Miovision unveils the World’s Smartest Intersection in Detroit

June 5, 2018 / Source: Financial Post

DETROIT — Miovision, a leader in smart intersection technology, today unveiled the World’s Smartest Intersection in the City of Detroit.

The World’s Smartest Intersection, a system of sensors, video-based detection, connected traffic signals and remote monitoring capabilities, is composed of five intersections along a busy corridor, in the heart of Detroit. With a focus on safety, the World’s Smartest Intersection generates data that pinpoints areas where traffic-related fatalities and injuries can be reduced. Cities can use this type of data to advance their Vision Zero goals to eliminate deaths and serious injuries involving road traffic.

The technology behind the World’s Smartest Intersection is a combination of hardware and software based on open architecture and artificial intelligence. Using this foundational technology, the intersections are able to sense and understand what’s happening on the roadways in real time and trigger responses, such as:

  • Traffic lights that can extend green lights to accommodate cyclists who wouldn’t otherwise be able to make it through the intersection;
  • Alerts that warn drivers of connected cars or Waze users that jaywalkers are ahead;
  • Traffic lights that provide priority access to emergency vehicles;
  • Intersections that understand and analyze the near misses between users of the roads such as pedestrians, cyclists and drivers;
  • Traffic lights that allow for freight vehicles to have green light priority, encouraging freight use on certain intersections away from pedestrian-heavy corridors.

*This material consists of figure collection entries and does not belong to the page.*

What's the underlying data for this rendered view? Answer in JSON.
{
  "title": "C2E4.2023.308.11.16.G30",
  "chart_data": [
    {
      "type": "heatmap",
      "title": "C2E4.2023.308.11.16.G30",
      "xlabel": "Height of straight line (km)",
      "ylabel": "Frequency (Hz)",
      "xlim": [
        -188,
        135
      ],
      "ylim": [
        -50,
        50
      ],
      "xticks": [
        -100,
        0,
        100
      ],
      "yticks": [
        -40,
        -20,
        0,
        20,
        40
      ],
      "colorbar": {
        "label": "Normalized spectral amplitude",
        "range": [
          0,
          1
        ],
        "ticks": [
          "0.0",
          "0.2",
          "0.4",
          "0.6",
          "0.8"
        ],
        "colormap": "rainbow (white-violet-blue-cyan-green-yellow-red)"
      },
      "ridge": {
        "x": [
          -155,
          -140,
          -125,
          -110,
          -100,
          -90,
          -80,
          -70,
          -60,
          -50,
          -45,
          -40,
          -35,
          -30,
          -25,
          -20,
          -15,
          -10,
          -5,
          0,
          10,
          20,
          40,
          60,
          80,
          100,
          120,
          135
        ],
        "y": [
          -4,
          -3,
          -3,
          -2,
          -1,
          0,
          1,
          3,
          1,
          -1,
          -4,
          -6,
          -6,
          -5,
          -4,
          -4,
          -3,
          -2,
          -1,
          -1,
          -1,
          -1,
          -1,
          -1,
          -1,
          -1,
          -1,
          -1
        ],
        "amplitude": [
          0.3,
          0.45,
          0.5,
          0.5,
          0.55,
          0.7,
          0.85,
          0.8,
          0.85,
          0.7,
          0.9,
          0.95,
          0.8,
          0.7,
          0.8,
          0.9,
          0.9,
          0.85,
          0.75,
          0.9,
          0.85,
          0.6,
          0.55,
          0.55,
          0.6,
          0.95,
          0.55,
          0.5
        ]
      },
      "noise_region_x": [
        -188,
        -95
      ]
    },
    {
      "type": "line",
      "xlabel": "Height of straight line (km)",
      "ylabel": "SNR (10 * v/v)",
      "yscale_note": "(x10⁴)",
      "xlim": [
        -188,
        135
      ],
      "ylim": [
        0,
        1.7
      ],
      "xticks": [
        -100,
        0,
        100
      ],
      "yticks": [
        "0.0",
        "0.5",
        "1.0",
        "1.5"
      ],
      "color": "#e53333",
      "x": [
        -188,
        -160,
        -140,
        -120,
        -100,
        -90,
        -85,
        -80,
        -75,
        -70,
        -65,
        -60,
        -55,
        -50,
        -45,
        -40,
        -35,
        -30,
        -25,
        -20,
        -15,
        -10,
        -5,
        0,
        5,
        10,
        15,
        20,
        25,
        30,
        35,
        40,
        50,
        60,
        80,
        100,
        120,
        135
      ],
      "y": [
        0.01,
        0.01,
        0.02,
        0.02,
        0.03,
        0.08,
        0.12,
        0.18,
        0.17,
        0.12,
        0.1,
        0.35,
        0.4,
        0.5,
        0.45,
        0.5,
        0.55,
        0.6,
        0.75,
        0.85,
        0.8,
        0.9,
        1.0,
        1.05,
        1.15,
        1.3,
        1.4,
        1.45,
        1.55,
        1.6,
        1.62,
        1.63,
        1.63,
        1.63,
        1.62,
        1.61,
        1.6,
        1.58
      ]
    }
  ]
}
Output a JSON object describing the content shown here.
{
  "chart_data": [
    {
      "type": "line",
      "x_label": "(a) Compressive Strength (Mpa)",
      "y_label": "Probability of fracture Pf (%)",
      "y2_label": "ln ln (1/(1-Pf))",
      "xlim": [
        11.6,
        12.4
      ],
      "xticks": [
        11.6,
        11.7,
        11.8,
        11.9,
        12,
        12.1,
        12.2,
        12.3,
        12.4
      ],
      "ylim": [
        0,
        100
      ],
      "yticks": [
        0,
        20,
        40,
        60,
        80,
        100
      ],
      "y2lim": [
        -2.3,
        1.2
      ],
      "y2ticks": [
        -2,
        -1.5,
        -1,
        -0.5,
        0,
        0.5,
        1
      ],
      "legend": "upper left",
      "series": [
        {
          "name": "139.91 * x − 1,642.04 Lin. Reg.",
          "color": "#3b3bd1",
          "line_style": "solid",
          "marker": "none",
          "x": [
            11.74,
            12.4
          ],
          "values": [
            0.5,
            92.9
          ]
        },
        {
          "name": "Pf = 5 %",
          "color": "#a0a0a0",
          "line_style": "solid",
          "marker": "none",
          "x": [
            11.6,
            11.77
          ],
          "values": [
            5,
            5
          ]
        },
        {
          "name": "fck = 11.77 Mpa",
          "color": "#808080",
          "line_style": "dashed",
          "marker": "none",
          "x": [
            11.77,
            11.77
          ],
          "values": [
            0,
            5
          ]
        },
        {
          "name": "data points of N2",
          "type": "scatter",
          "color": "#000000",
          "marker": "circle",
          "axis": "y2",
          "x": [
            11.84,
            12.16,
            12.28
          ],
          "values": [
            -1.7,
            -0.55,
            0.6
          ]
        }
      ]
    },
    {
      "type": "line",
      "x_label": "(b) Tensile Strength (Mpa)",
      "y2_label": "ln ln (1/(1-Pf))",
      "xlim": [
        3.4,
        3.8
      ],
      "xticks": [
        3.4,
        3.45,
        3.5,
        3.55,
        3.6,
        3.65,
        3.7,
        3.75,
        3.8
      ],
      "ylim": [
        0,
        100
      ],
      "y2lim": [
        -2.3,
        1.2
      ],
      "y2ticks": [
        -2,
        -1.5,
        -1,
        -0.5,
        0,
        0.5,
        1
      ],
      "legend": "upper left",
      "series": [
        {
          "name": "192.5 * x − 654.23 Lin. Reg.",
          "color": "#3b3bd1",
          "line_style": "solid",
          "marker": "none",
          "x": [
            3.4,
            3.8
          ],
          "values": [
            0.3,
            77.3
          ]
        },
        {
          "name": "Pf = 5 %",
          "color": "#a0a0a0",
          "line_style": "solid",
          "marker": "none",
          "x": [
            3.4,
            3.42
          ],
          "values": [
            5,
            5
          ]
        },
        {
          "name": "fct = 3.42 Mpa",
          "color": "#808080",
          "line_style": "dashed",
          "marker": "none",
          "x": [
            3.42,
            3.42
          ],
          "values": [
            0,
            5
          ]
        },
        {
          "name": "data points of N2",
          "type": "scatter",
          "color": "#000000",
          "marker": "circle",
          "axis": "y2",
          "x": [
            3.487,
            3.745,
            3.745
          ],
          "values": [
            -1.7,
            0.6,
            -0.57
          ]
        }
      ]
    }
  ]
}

“This corridor is a great example of how cities can leverage existing infrastructure to build innovative solutions that immediately benefit people,” said Mark de la Vergne, Detroit’s chief of mobility innovation. “We started with the goal of improving how we monitor our traffic signals, and now we’re working with Miovision to explore how to improve safety for pedestrians and help first responders get to emergencies more quickly.”